Никто не знал, когда и откуда он появился. Вроде бы всегда жил, с незапамятных времён, на отшибе, в своей хибарке – с одним оконцем и дверью без крыльца. То ли сарай, то ли банька. Словом, берлога.
Неподалёку от неё как раз раскинулся вытоптанный пустырь, на котором мы с ребятами играли в лапту.
Какая услада – точно угодить палкой-лаптой по мячу, чтобы он упруго, со звоном и свистом, взвился в небо! Или словить его, если водишь в поле, одной рукой, почти не глядя, угадав полёт, гася силу палочного удара, которая ещё гудит в мяче. «Дропку поймал!» – орал тогда с восторгом, будто не мяч, а птица в кулаке. А что означает «дропка», – разрази гром! – не знаю. Может, и в самом деле есть такая прыткая птичка «дропка». Впрочем, поймал мяч с лёту, вот тебе и «дропка», радуйся и голову не морочь…
Играли помногу часов, до ночи. Иногда мяч выныривал из неровных мигающих сумерек прямо перед носом, не отклонишься, и так шибал, что светлее становилось. Или скрывался в траве, и тогда все ползали на коленках, шарили, как слепцы, находя лягушек и улиток, грибы, вроде дедовского табака, и яблоки, вроде конских. Самое неприятное, когда улетал к берлоге водовоза Колодезникова. Редко кто вызывался отыскивать впотьмах. Оставляли до следующего дня.
Как-то старшеклассник Николай Подкорытин, забил мяч лаптой под самую крышу, над тускло горевшим окном. Побежал вытаскивать, да и глянул с дуру в оконце. Ничего не разобрал, – так, вроде какие-то подушки повсюду, зелёные и голубые, – но вскоре у него начали пробиваться усы, а потом и борода. «Заразился», – шептались наши ребята.

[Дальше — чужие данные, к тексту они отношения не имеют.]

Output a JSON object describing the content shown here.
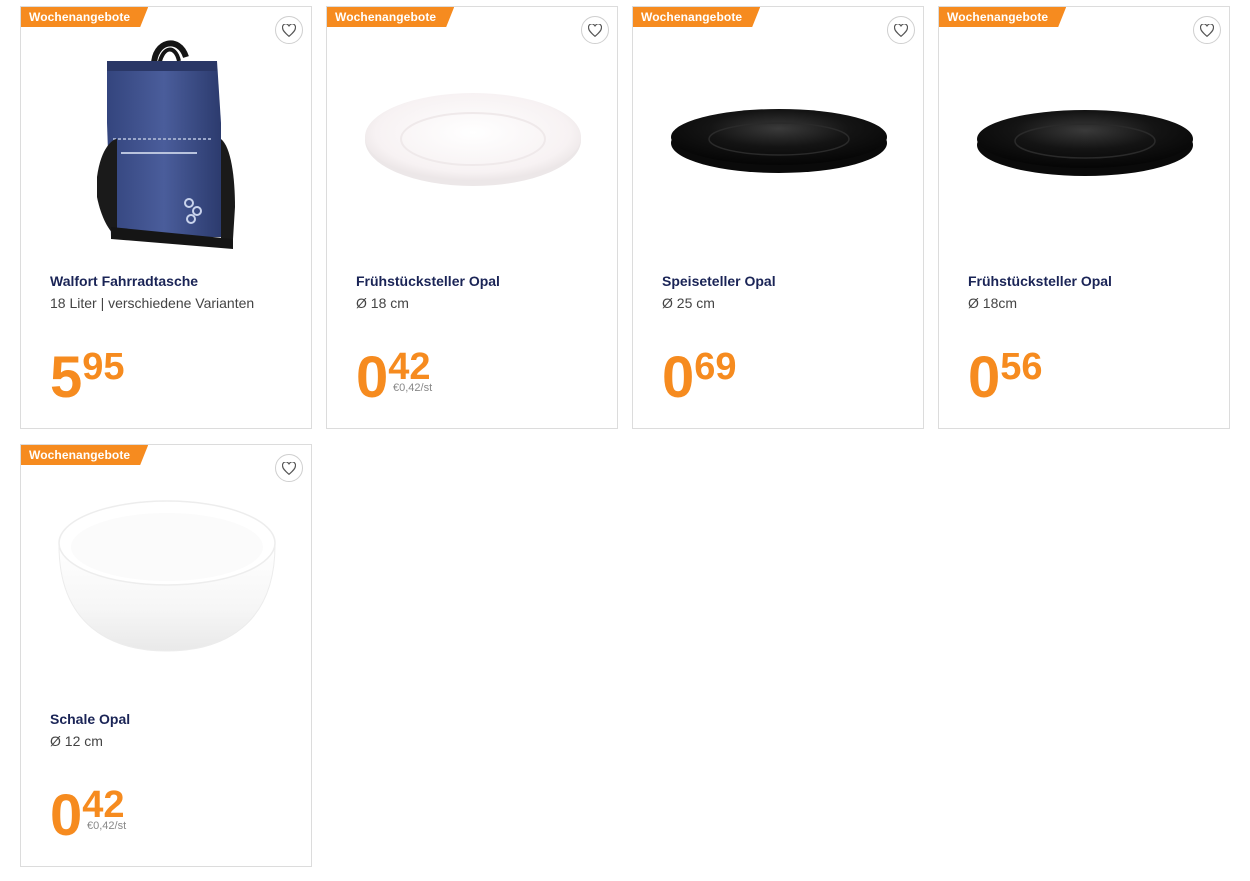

Всегда найдётся человек, которому, как говорится, больше других надо. У нас в городишке известно, кто это таков – Курилов с автобазы. В каждой бочке затычка.
Не давали ему покою алмазы. Курилов по пятам ходил за водовозом. Даже в аптеку, где тот взял зачем-то три подушки – кислородную и две водородных. Наблюдал Курилов за берлогой, целясь в окошко подзорной трубой, и много дней распутывал в лесу водовозные следы. Ползал и вынюхивал. Наконец, соорудил охотничью засидку, как на медведя.
«Вот, баранки гну! – радовался про себя, поджидая. – Добуду камешки, верно говорю, и – к чёрту вонючую автобазу!»
Упорный Курилов, знает, где притаиться, – всегда с добычей. Услышал, как птицы слетаются – фырр-фырр! – на полянку среди бурелома. Пригляделся – и еле различил водовоза Колодезникова, такой он свой в лесу, точно пень или другая коряга, вроде птичьего гнезда. Бесшумно, будто пуганый зверь, собирал в мешок корешки, вершки, метёлочки и каменья, на которые и смотреть-то лень.
Глазам своим не поверил Курилов – столько сило-часов впустую! Однако не таков Курилов с автобазы, чтобы сразу сдаться, руки опустить.
Тёмной, непроглядной ночью – выдаются такие ночи специально для злоумышленников – подкрался он к бочке, стоявшей под навесом у берлоги водовоза. Кобылка Фугас спала рядом, погрузив бычью голову в мешочек с овсом. Только белый хвост, как маятник, качался из стороны в сторону. Времени у Курилова было в обрез, это он точно знал, – водовоз дремал не более сорока минут в сутки.
Курилов расторопно и тихо, как долгоногий комар-карамора, взлетел на бочку, нащупал крышку с хитрым висячим замком, и принялся совать в отверстие один за другим ключи от разных автомобилей. Хитрый замок не ожидал, видно, настолько простого подхода, и сдался на седьмом ключе.
С трудом Курилов отвалил крышку, тяжёлую, как люк канализации, и задохнулся. Такой повеяло небесно-лесной свежестью, что голова закружилась. Впрочем, у Курилова долго не кружилась. Он умел хорошо тормозить. Изловчился, скользнул босыми ступнями в бочку, где оказалось куда светлее, чем снаружи, и притворил за собой крышку.